Occorre chiedersi se la madre sia libera di fare tutto questo o se il figlio possa successivamente chiedere che venga dichiarata dal Tribunale la maternità naturale.
Proprio su quest’argomento si è pronunciato il Tribunale di Milano, con la sentenza n. 11475 del 14 ottobre 2015.
Nel caso esaminato la figlia abbandonata si era rivolto al Giudice affinchè venisse accertato e dichiarato che la stessa era nata dalla donna chiamata in causa (si parla, in questo caso di “domanda di dichiarazione di maternità naturale”) o che, almeno, fosse accertato il suo diritto al mantenimento.
In particolare, la figlia era stata cresciuta solo dal padre, in quanto nata a seguito di una relazione extraconiugale dello stesso con la donna in questione.
La maternità, infatti, risultava dal confronto tra l’atto integrale di nascita e la cartella clinica, da cui si ricavava che la figlia che aveva agito in giudizio era la stessa denunciata solo dal padre all’anagrafe.
La figlia, inoltre, aveva evidenziato come la stessa avesse sempre vissuto solo ed esclusivamente grazie alle risorse economiche messe a disposizione dal padre, il quale era, però successivamente deceduto senza lasciare nulla in eredità.
Il Tribunale, tuttavia, non ritiene di dover accogliere la richiesta avanzata dalla figlia, in quanto “nel nostro ordinamento è espressamente previsto dalla legge il diritto della madre di non essere nominata nell’atto di nascita del figlio”, con la conseguenza che la madre ha tutto il diritto di rimanere anonima nei confronti del figlio stesso.
A riprova di ciò, infatti, va osservato che l’art. 250 del c.c. prevede espressamente che “il figlio nato fuori del matrimonio può essere riconosciuto, nei modi previsti dall'art. 254 del c.c. dal padre e dalla madre, anche se già uniti in matrimonio con altra persona all'epoca del concepimento”: ciò significa che un soggetto diventa, ai sensi di legge, “figlio nato fuori dal matrimonio”, con le conseguenze giuridiche che ne derivano, solo ed esclusivamente se i genitori provvedono al loro riconoscimento.
Inoltre, osserva il Tribunale, il diritto della madre di rimanere anonima trova fondamento anche nella disciplina in materia di privacy (in particolare, l’art. 93 del codice privacy prevede che “il certificato di assistenza al parto o la cartella clinica, ove comprensivi dei dati personali che rendono identificabile la madre che abbia dichiarato di non voler essere nominata avvalendosi della facoltà di cui all'articolo 30, comma 1, del decreto del Presidente della Repubblica 3 novembre 2000, n. 396, possono essere rilasciati in copia integrale a chi vi abbia interesse, in conformità alla legge, decorsi cento anni dalla formazione del documento” e dall’art. 28 del d.lgs. n. 184/2013 (disciplina in materia di “diritto del minore ad una famiglia”), secondo il quale l’accesso alle informazioni riguardanti i genitori biologici di soggetti adottati “non è consentito nei confronti della madre che abbia dichiarato alla nascita di non volere essere nominata”.
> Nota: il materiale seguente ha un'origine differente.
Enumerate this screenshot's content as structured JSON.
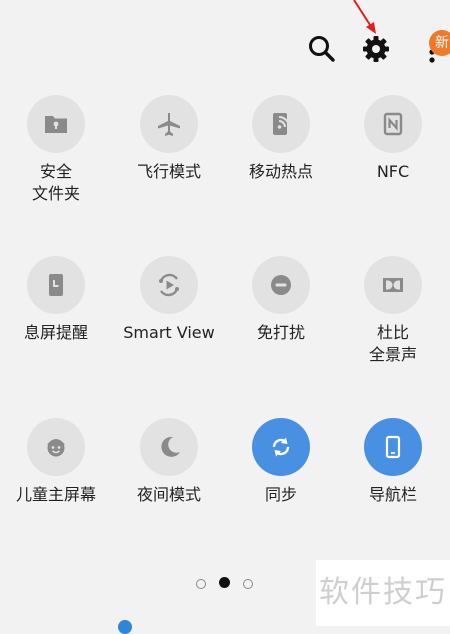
{
  "header": {
    "search_icon": "search-icon",
    "settings_icon": "gear-icon",
    "more_icon": "more-vertical-icon",
    "badge_text": "新"
  },
  "tiles": [
    {
      "icon": "secure-folder-icon",
      "label": "安全",
      "label2": "文件夹",
      "on": false
    },
    {
      "icon": "airplane-icon",
      "label": "飞行模式",
      "on": false
    },
    {
      "icon": "hotspot-icon",
      "label": "移动热点",
      "on": false
    },
    {
      "icon": "nfc-icon",
      "label": "NFC",
      "on": false
    },
    {
      "icon": "screen-reminder-icon",
      "label": "息屏提醒",
      "on": false
    },
    {
      "icon": "smart-view-icon",
      "label": "Smart View",
      "on": false
    },
    {
      "icon": "do-not-disturb-icon",
      "label": "免打扰",
      "on": false
    },
    {
      "icon": "dolby-icon",
      "label": "杜比",
      "label2": "全景声",
      "on": false
    },
    {
      "icon": "kids-home-icon",
      "label": "儿童主屏幕",
      "on": false
    },
    {
      "icon": "night-mode-icon",
      "label": "夜间模式",
      "on": false
    },
    {
      "icon": "sync-icon",
      "label": "同步",
      "on": true
    },
    {
      "icon": "navigation-bar-icon",
      "label": "导航栏",
      "on": true
    }
  ],
  "pager": {
    "pages": 3,
    "current": 2
  },
  "watermark": "软件技巧",
  "colors": {
    "active": "#4a90e2",
    "inactive_circle": "#e2e2e2",
    "background": "#f2f2f2",
    "badge": "#f07a2a",
    "arrow": "#e02020"
  }
}
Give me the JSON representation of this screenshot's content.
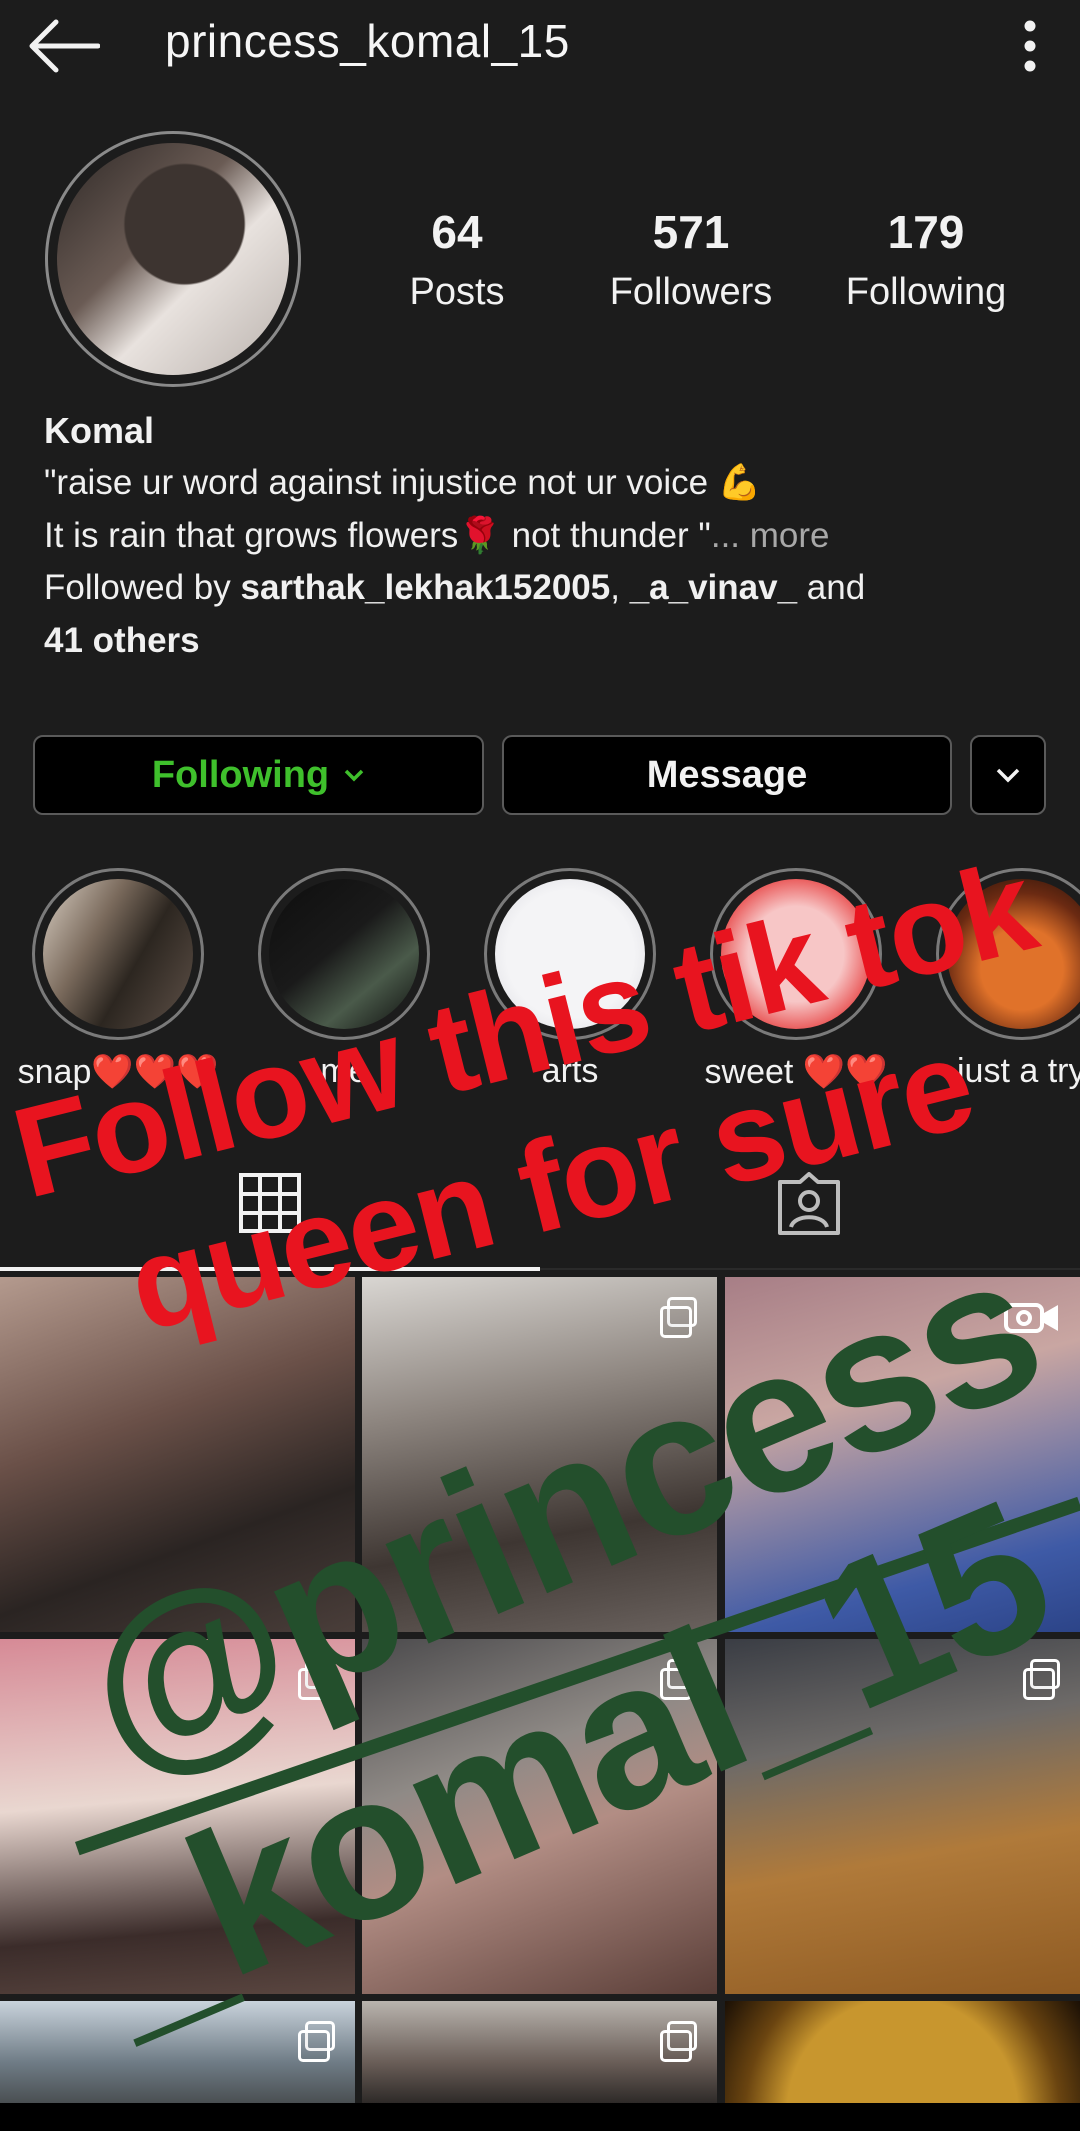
{
  "header": {
    "username": "princess_komal_15"
  },
  "profile": {
    "stats": [
      {
        "value": "64",
        "label": "Posts"
      },
      {
        "value": "571",
        "label": "Followers"
      },
      {
        "value": "179",
        "label": "Following"
      }
    ],
    "full_name": "Komal",
    "bio_line1": "\"raise ur word against injustice not ur voice 💪",
    "bio_line2_a": "It is rain that grows flowers🌹  not thunder \"",
    "bio_more": "... more",
    "followed_by_prefix": "Followed by ",
    "followed_by_user1": "sarthak_lekhak152005",
    "followed_by_sep": ", ",
    "followed_by_user2": "_a_vinav_",
    "followed_by_and": " and",
    "followed_by_others": "41 others"
  },
  "actions": {
    "following": "Following",
    "message": "Message"
  },
  "highlights": [
    {
      "label": "snap❤️❤️❤️"
    },
    {
      "label": "me"
    },
    {
      "label": "arts"
    },
    {
      "label": "sweet ❤️❤️"
    },
    {
      "label": "just a try"
    }
  ],
  "overlay": {
    "red_line1": "Follow this tik tok",
    "red_line2": "queen for sure",
    "green_line1": "@princess",
    "green_line2": "_komal_15",
    "red_color": "#e8141f",
    "green_color": "#234f2c"
  },
  "colors": {
    "background": "#1c1c1c",
    "following_green": "#3fc02c"
  },
  "icons": [
    "back-arrow-icon",
    "more-vertical-icon",
    "chevron-down-icon",
    "grid-icon",
    "tagged-icon",
    "reel-icon",
    "multiple-posts-icon"
  ]
}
Non solo: il diritto della madre a rimanere anonima è stato riconosciuto anche dalla Corte Costituzionale che, con la sentenza n. 425/2005 ha ribadito questa possibilità, tutelando la madre che si trovi in una situazione personale o economica particolarmente difficile e riconoscendole la possibilità di partorire in una struttura che le consenta di mantenere l’anonimato e al tempo stesso garantisca che il parto avvenga in condizioni di completa sicurezza.
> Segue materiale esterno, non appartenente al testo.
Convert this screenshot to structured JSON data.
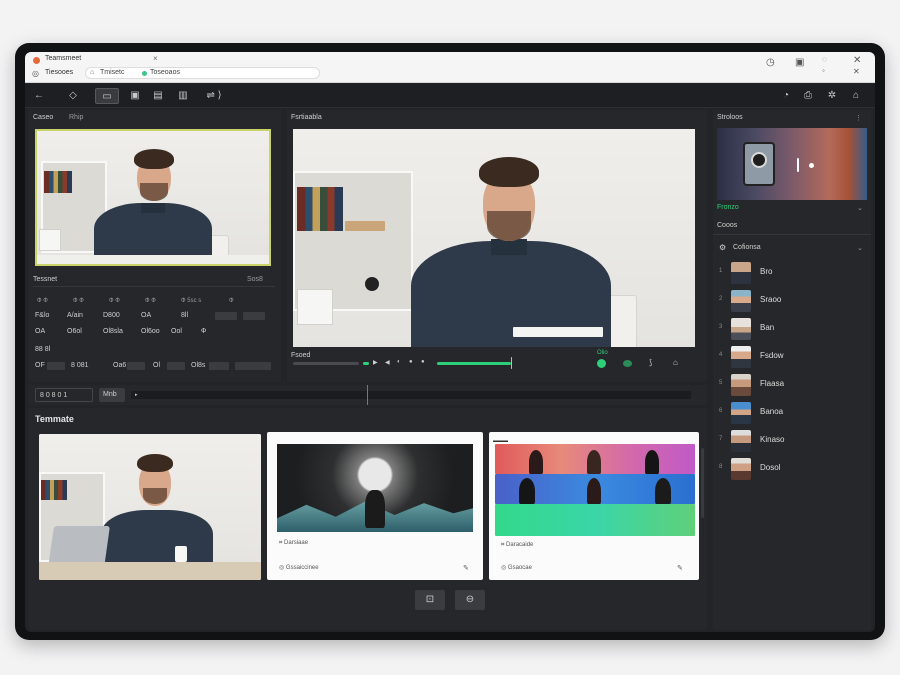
{
  "browser": {
    "tab_title": "Teamsmeet",
    "tab_close": "×",
    "addr_left": "Tiesooes",
    "url_a": "Tmisetc",
    "url_b": "Toseoaos",
    "icons": [
      "clock-icon",
      "save-icon",
      "account-icon",
      "close-icon"
    ]
  },
  "toolbar": {
    "back": "←",
    "tools": [
      "◇",
      "▭",
      "▣",
      "▤",
      "▥",
      "⇌ ⟩"
    ],
    "right": [
      "◔",
      "⎙",
      "✲",
      "⌂"
    ]
  },
  "left_panel": {
    "header_a": "Caseo",
    "header_b": "Rhip",
    "props_title": "Tessnet",
    "props_value": "Sos8",
    "row1": [
      "Ф Ф",
      "Ф Ф",
      "Ф Ф",
      "Ф Ф",
      "Ф 5sc s",
      "Ф"
    ],
    "row2": [
      "F&lo",
      "A/ain",
      "D800",
      "OA",
      "8ll",
      "8ll"
    ],
    "row3": [
      "OA",
      "O6ol",
      "Ol8sla",
      "Ol6oo",
      "Ool",
      "Ф"
    ],
    "row4_label": "88 8l",
    "row5": [
      "OF",
      "8 081",
      "Oa6",
      "Ol",
      "Ol8s"
    ]
  },
  "preview": {
    "title": "Fsrtiaabla",
    "scrub_label": "Fsoed",
    "controls": [
      "▶",
      "◀",
      "◐",
      "●",
      "●"
    ],
    "right_label": "Olio"
  },
  "timeline": {
    "timecode": "8 0 8 0 1",
    "mode": "Mnb"
  },
  "templates": {
    "title": "Temmate",
    "cards": [
      {
        "cap1": "",
        "cap2": ""
      },
      {
        "cap1": "Darsiaae",
        "cap2": "Gssaiccinee"
      },
      {
        "cap1": "Daracaide",
        "cap2": "Gsaocae"
      }
    ],
    "footer_buttons": [
      "⊡",
      "⊖"
    ]
  },
  "right_panel": {
    "header": "Stroloos",
    "dropdown": "Fronzo",
    "status": "Cooos",
    "section": "Cofionsa",
    "people": [
      {
        "num": "1",
        "name": "Bro"
      },
      {
        "num": "2",
        "name": "Sraoo"
      },
      {
        "num": "3",
        "name": "Ban"
      },
      {
        "num": "4",
        "name": "Fsdow"
      },
      {
        "num": "5",
        "name": "Flaasa"
      },
      {
        "num": "6",
        "name": "Banoa"
      },
      {
        "num": "7",
        "name": "Kinaso"
      },
      {
        "num": "8",
        "name": "Dosol"
      }
    ]
  },
  "colors": {
    "accent_green": "#2ecf7a",
    "accent_lime": "#c8d36a",
    "panel": "#26272a",
    "frame": "#111214"
  }
}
Di conseguenza, Il Tribunale di Roma conclude nel senso di rigettare sia la domanda di mantenimento che la domanda di dichiarazione giudiziale di maternità naturale, precisando come l’accoglimento di quest’ultima “avrebbe l’effetto di costituire lo status giuridico di genitorialità e di determinare l’insorgenza delle relative responsabilità, a fronte della perdurante volontà della madre di non essere nominata e di mantenere il proprio segreto nei confronti del figlio dato alla luce”.